Ce soulèvement résulte certainement en partie de
la déformation tectonique de la couverture sédimentaire
et de celle du socle cristallin, puisque cette déformation
traduisait un raccourcissement horizontal, ce qui devait nécessairement
être compensé par un accroissement d'épaisseur
de la tranche déformé (les proportions et les modalités
de détail en sont d'ailleurs susceptibles de préter
à discussions).
Mais ce n'en est certainement pas la cause exclusive. En particulier
ce soulèvement correspond aussi à un surhaussement
global de la chaîne, traduisant un rééquilibrage
de flottaison de la croûte continentale. C'est en effet
la réaction (dite "isostatique") qu'a dû
nécessairement avoir cette dernière, à la
suite de son allègement : celui-ci résulte d'une
part de l'enfouissement de matériaux légers
qui s'était produit antérieurement sous l'effet
des déformations tectoniques des zones internes, et d'autre
part des effets additionnels de l'ablation de matière
due à l'érosion.
Il faut noter qu'un mouvement de surrection se poursuit à l'heure actuelle, à un taux de l'ordre de 1 mm par an, taux dont la valeur décroît progressivement vers les marges de la chaîne et atteint par contre 1,5 mm / an dans ses zones les plus hautes (secteurs dépassant 3000 m). Toutefois on discute pour savoir si ce soulèvement actuel représente une telle réaction, tardive à la formation de la chaîne, ou s'il résulte d'une poursuite de certaines des déformations tectoniques qui l'ont créée.
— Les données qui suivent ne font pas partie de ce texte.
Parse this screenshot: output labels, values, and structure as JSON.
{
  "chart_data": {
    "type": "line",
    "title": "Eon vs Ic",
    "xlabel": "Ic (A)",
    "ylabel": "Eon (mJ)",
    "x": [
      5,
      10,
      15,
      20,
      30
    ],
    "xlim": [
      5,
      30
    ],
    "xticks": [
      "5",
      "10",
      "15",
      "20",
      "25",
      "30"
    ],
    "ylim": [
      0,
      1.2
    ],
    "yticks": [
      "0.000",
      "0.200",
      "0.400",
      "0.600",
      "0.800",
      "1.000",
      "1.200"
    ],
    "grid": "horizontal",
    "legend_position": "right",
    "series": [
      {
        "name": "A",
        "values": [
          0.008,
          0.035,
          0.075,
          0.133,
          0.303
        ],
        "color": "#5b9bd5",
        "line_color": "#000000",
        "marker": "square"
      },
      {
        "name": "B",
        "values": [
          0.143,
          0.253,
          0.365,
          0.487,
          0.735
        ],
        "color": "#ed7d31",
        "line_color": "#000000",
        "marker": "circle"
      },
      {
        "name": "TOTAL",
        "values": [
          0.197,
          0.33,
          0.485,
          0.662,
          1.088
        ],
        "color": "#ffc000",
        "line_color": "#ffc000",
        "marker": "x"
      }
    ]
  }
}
2 - La déformation tectonique
Il s'avère que ses effets révèlent la combinaison de deux sortes de mouvements, les uns transverses à l'allongement des massifs subalpins et cristallins externes, c'est-à-dire plus ou moins est-ouest, les autres longitudinaux, c'est-à-dire plus ou moins nord-sud.
- Mouvements transverses
L'aspect le plus fondamental de la déformation est un raccourcissement transverse, grossièrement est-ouest, qu'expriment plis et chevauchements (il faut préciser que, si ce raccourcissement est susceptible d'avoir été compensé en faible partie par l'étirement longitudinal de ces massifs, cet aspect reste très accessoire). Le déversement de ces plis et chevauchements, dirigé très prioritairement vers l'ouest, montre que ce raccourcissement était associé à une composante de cisaillement dans le plan horizontal : en d'autres termes la déformation de la tranche de roche plissée comportait également une composante de mouvement relatif, vers l'ouest, de ses parties hautes par rapport à ses parties basses.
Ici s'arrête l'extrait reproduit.